Introduction & Context
I just wanted to start by first saying thank you to everyone involved in this initiative, I truly think this is such a wonderful way to bring things to the surface which otherwise would get lost for various reasons. This is such a fantastic example of some of the things that I think makes this community truly special and stand out from others in the field.
I’ve been playing around with Rails now for a couple of years on the side but I think it seems somewhat relevant to mention that I am not and never have been a professional developer. I work full time in marketing and as such I am coming to this discussion from the point of view of someone who seems to fit the audience you are trying to reach.
I feel like I have taken a lot from the Rails community in terms of knowledge and this is one of the first ways I have felt comfortable giving anything back no matter how small this may be. However, this is a serious effort to try and document the ways in which I feel Rails could be improved to newcomers and others like myself who “aren’t experts”.
Issue #1: Running
rails new is usually a 45+ minute ordeal for me
I will preface this by saying that I have never seen anyone talk about this as a metric before but I consider it to be a reasonable one from the perspective of a framework. The time it take for me to get from “OMG I have a cool idea” and writing my first line of business logic is usually somewhere between 45 minutes to an hour.

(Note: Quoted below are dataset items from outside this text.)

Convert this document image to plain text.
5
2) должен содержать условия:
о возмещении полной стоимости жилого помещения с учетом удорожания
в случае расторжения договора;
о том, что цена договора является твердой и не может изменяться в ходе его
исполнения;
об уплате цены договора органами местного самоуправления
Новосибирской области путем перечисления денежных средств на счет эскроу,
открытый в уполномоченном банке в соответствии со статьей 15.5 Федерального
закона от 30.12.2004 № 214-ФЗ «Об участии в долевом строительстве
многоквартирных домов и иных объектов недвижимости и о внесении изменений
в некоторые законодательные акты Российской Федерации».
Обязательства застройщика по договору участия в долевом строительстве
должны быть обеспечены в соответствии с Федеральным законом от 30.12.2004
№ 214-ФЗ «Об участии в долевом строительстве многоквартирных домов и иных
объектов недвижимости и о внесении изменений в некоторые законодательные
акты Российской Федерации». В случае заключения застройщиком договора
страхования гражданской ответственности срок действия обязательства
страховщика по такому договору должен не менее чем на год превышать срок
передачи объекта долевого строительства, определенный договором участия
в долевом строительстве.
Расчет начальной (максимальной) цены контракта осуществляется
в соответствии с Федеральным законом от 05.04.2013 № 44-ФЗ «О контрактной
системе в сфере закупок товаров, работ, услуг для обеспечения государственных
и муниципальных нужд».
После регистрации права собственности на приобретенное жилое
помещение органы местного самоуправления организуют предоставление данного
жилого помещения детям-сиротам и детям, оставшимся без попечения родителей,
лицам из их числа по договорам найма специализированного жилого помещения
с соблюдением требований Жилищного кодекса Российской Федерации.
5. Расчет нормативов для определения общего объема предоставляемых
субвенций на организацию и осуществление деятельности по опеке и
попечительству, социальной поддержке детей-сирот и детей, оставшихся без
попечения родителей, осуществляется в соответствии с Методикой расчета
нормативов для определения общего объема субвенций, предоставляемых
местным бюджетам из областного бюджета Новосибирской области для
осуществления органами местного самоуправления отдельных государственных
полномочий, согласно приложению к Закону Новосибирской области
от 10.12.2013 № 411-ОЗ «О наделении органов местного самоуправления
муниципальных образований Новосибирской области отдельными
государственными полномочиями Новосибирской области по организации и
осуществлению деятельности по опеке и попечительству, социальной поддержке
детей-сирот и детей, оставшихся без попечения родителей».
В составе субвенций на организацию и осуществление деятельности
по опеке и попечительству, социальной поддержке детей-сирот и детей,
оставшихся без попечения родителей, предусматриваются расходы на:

Two quick points come to mind here for me:
- That is more than enough time to kill a substantial amount of motivation and generally feels like a big friction point to me.
- That is a world away from the Rails 15 minute blog reputation that proceeds it (I will concede this isn’t necessarily a fair comparison).
It might be fair to assume that I am doing all kinds of crazy customizations and that is perhaps why it takes so long so I wanted to explore this from the perspective of what specifically happens in a scenario like this.
As a developer my primary motivation is to setup a project with as many “best practices” as I can from the start.
I put best practices in quotes here because they are almost exclusively opinions but they aren’t fringe ones by any means as far as I can tell. So this involves first running:
rails new app_name --webpack=stimulus --database=postgresql --skip-sprockets --skip-coffee --skip-test
Followed by the these 5 steps (each of which has a number of subtasks):
- Using a test framework other than
minitest(RSpec is my personal preference since this is how I learned through most books and online tutorials so it is what I am comfortable with).
- Moving all asset handling to use Webpacker rather than the asset pipeline because I want to take advantage of things like PostCSS and other modern approaches to front end.
- A couple of gems here and there to make sure I am not shooting myself in the foot as I code like
- Hook up my code repository to Github and if I am feeling especially daring I might add a YAML file that I stole from somewhere on the internet in order to try and run my tests in a CI kind of fashion.
Then once that is all done I have to go and write a sample controller and test to go with it just so that I can actually be confident that I really did set things up the correct way because this is a manual haphazard process that I manage to somehow screw up more often than I care to admit.
As a side note… the other month I tried to go down the path of setting up a Dockerized developer environment. That took me multiple days.
Comparing and Contrasting
rails new with other mature web frameworks
A couple of weeks ago I was trying to learn some fundamental OO patterns by watching videos on YouTube where I was thrown into the world of Java for a brief moment. One of the things that struck me however was what is the equivalent experience like on a platform like Spring.
As the presenter began introducing the Spring equivalent of
rails new it I had this very smug feeling of:
I can’t wait to see how they do it because Java is notoriously configuration heavy and I bet this is going to be a huge pain.
Honestly 5 minutes later I felt like a massive dick for thinking that.
The Spring experience is this quite pleasant web interface experience where you just answer a couple of questions around the kind of setup you want to work with and click go. It’s not even just bare bones setup like I described above either.
For example if your app needs to handle things like:
- OAuth2 / PubSub / Web Components and a bunch of other common patterns
- Deploying to any major cloud provider
- Setting it up to work with any major observability tools like Datadog or Prometheus for example
Once again, just click the button and it is done. I was blown away.
Despite the fact that they are totally realistic scenarios they are often huge amounts of work and reading a various mish-mash of StackOverflow, outdated and conflicting tutorials, documentation and muttering “Why the fuck doesn’t this work?” to myself.
Suggestions for improvement
- I have looked so far at a grand total of 1 other framework so far to see how they handle this problem. Collectively it would be nice to see how others are solving this problem as well in order to see what we can learn from it.
- I have been watching this pull request from @DHH since it first turned up about The Rails Conductor because I think it’s a exceptionally nice idea. But maybe it’s scope should also consider handling something like
rails newso that you can give users a really nice visual interface.
- I feel like we should also start taking a serious kind of look at what does a “cloud native” development experience look like? There is always a challenge here of drowning in buzzword bingo but maybe we just start with a goal of fully portable development environments that work reliably.
Note: I have like 4 or 5 other suggestions like this which I am more than happy to write up. I just want to make sure that this kind of feedback and the format of it is something that is actually helpful. I didn’t want to make this post any longer than it already is.